Abdelmoniem Masoud¹, Abdelsalam Elshaafi², Özgür Karaoğlu³, Alsedik Abousif¹ & Michele Lustrino^4,5
1Department of Earth Sciences, Faculty of Science, Sebha University, Libya.
²Department of Earth Sciences, Faculty of Science, Benghazi University, Libya.
³Eskişehir Osmangazi University, Department of Geological Engineering, 26040 Eskişehir, Turkey.
⁴Dipartimento di Scienzedella Terra, Sapienza Università di Roma, P.le A. Moro, 5, 00185 Roma, Italy.
⁵Istituto di Geologia Ambientalee Geoingegneria (CNR – IGAG) c/o Dipartimento di Scienzedella Terra, Sapienza Università di Roma, P.le A. Moro, 5, 00185 Roma, Italy.

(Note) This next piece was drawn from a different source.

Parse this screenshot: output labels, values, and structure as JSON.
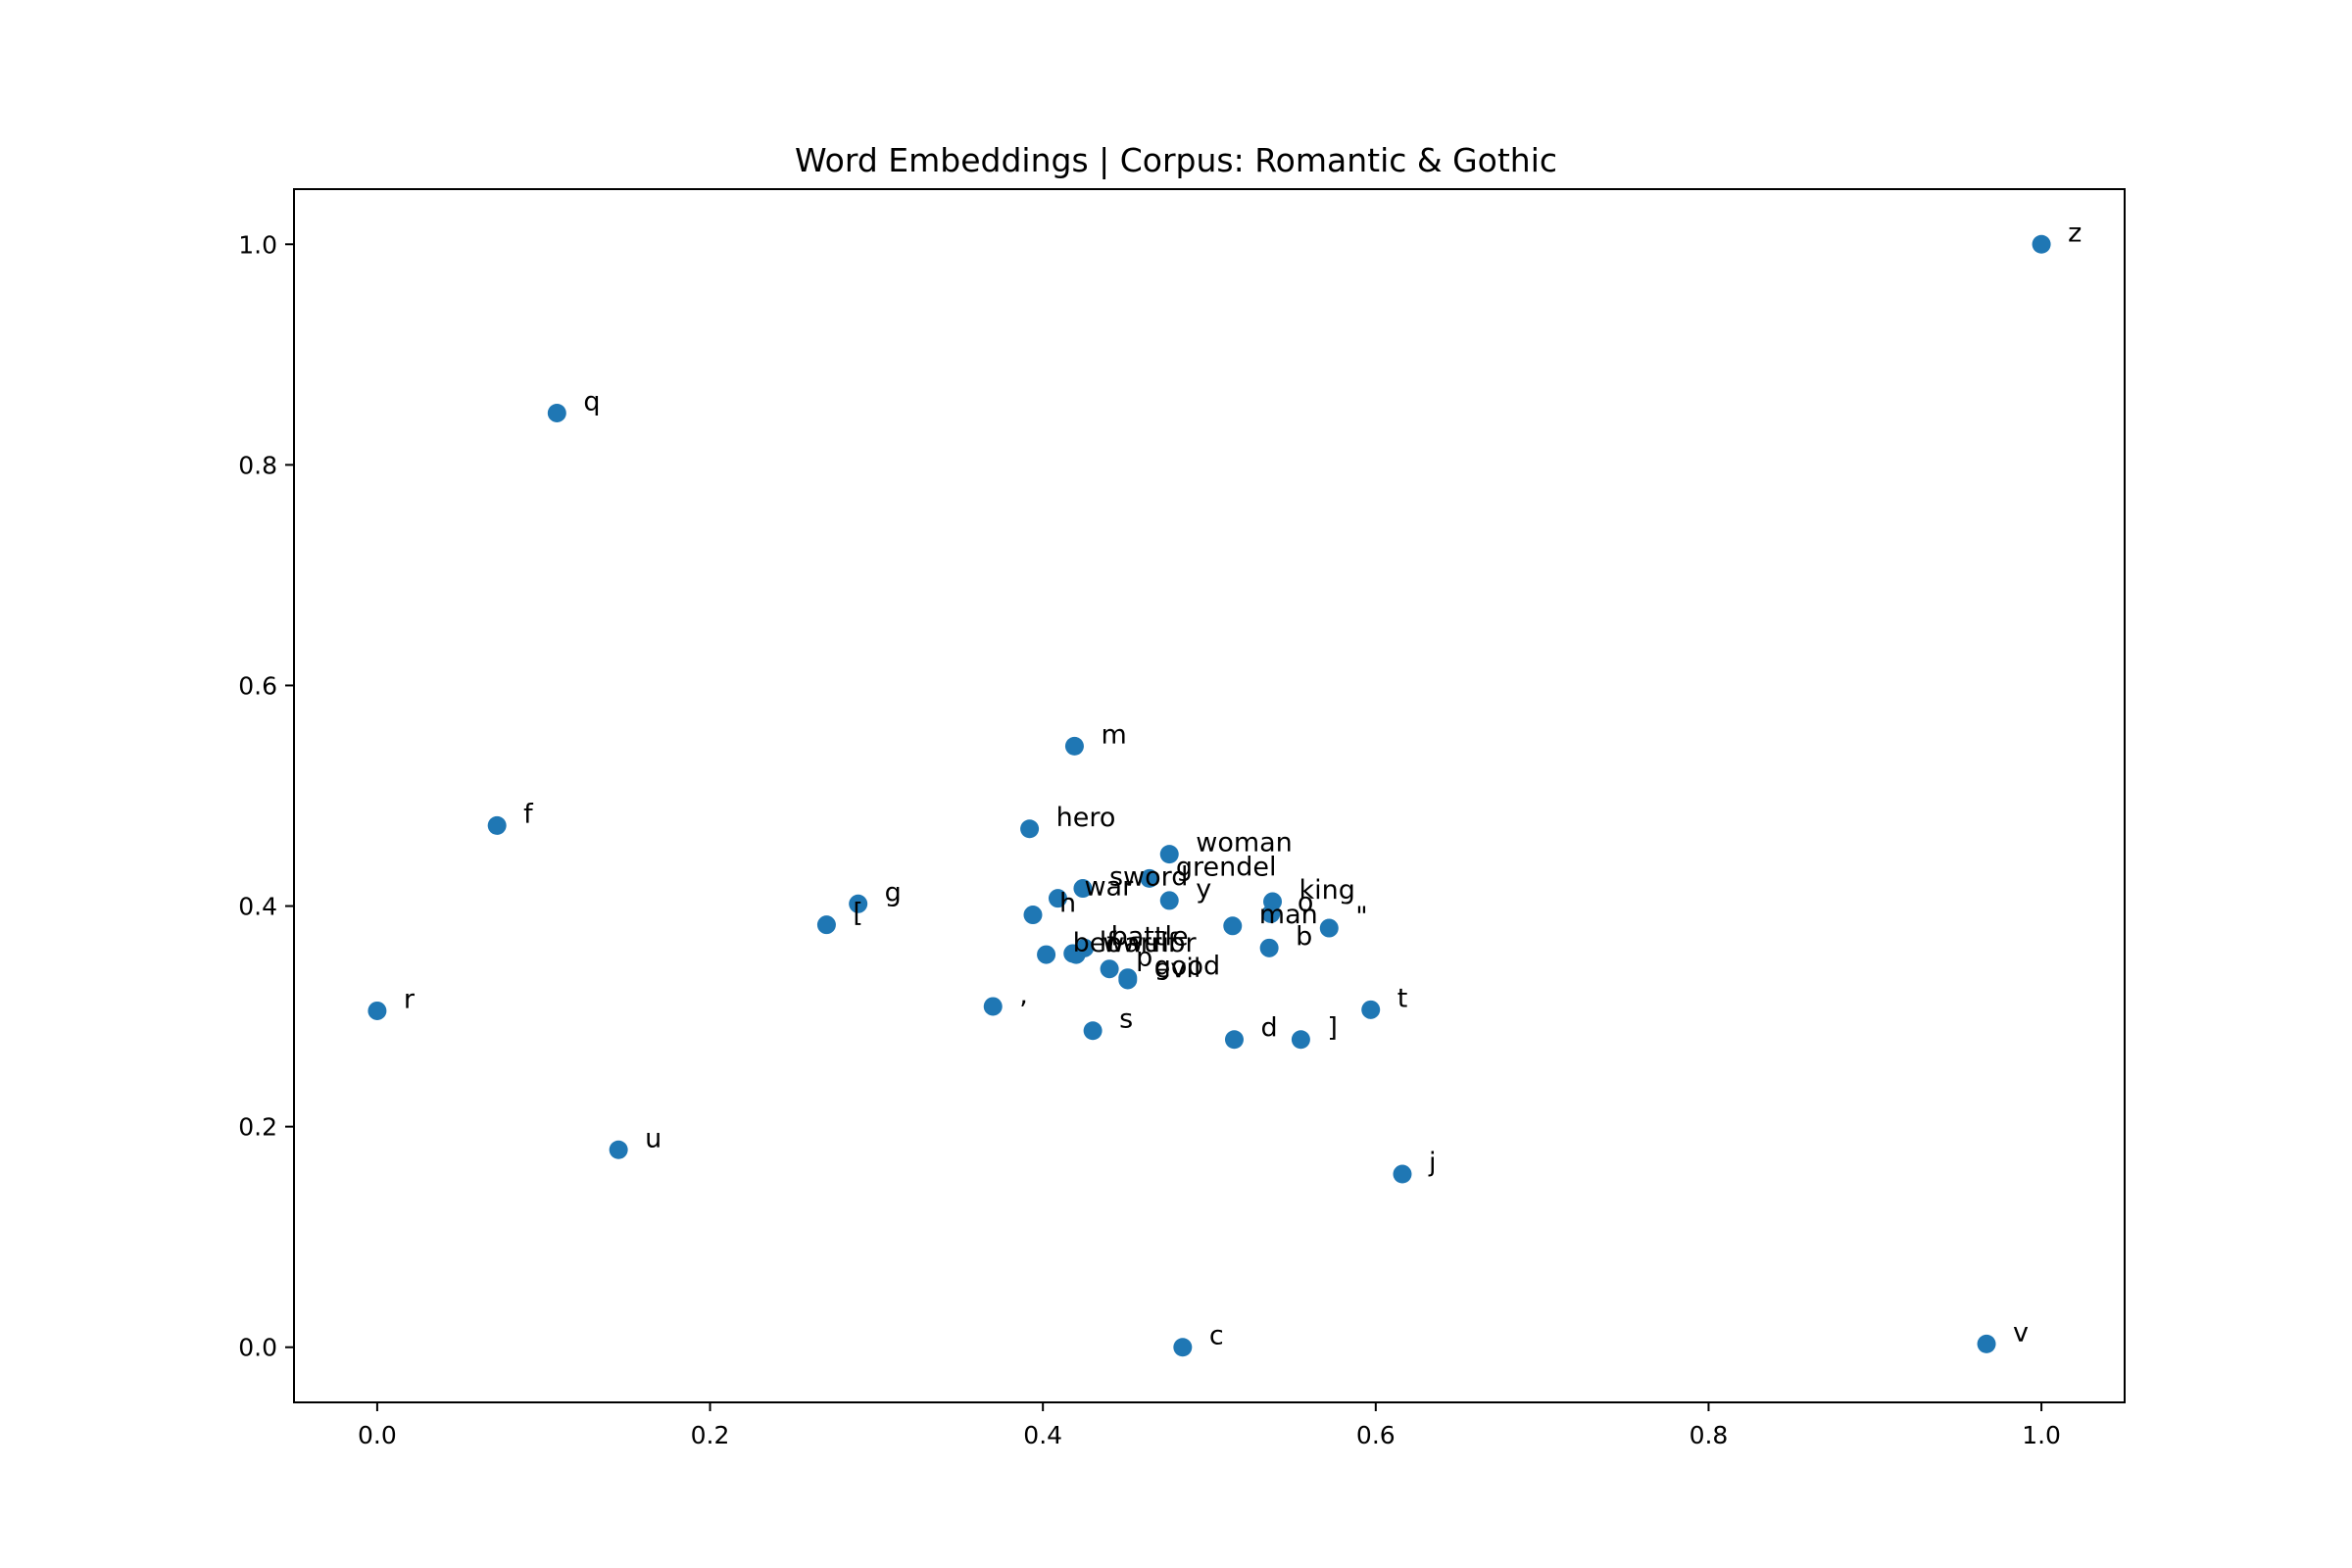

Corresponding author e-mail: abdelsalam.elshaafi@uob.edu.ly

The Cenozoic Gharyan volcanic province (GVP) represents one of the four major igneous districts of Libya, spreading over an area of ~4,500 km². Despite the location of GVP close to major population centres in northwest Tripoli, the number of studies on the origin of this magmatism is relatively limited. Here, we discuss whole-rock geochemical data and present a new mineral chemistry and a ⁴⁰Ar/³⁹Ar geochronology study of the basaltic rocks of GVP. The mineralogical and geochemical differences of the two types of basalts identified in literature, defined as “plateau” and “late” basalts cannot be related to fractional crystallisation of a common parent magma. The two groups of basaltic rocks are better interpreted as liquids generated from the same mantle source experiencing different degrees of partial melting, with the late-stage basalts representing lower degrees of melt extraction, without indication of crustal contamination. Trace element constraints support an origin from~2 to ~12% partial melting of a heterogeneous sub-lithospheric mantle close to the spinel-garnet transition at ~70-90 km depth. Trace elements and Sr-Nd isotopic compositions of the Gharyan basaltic rocks overlap the other Cenozoic volcanic rocks of central Libya (e.g., Al Haruj volcanic province) and southern Italy (e.g., Etna and Pantelleria), lacking the presence of the enriched mantle component identified in other North African Cenozoic basaltic provinces. The new high precision ⁴⁰Ar/³⁹Ar age determinations indicate roughly simultaneous eruption ages of the two basaltic lava series, mostly in the 5.4-3.8 Ma range, with plateau basalts being statistically slightly older than the late stage, but with a large overlap. The dating of a dyke to ~28 Ma indicates the presence of an older Oligocene volcanic phase, whose products have been almost entirely eroded. The youngest age reported in this study indicates that volcanic activity continued until latest Pliocene (2.67 Ma). The overlap of ⁴⁰Ar/³⁹Ar ages between “plateau” and “late” basalts indicates that the existence of two distinct volcanic phases should be reconsidered.

basalts, magmatism, Petrography, Geochemistry, Geochronology, Gharyan, Libya.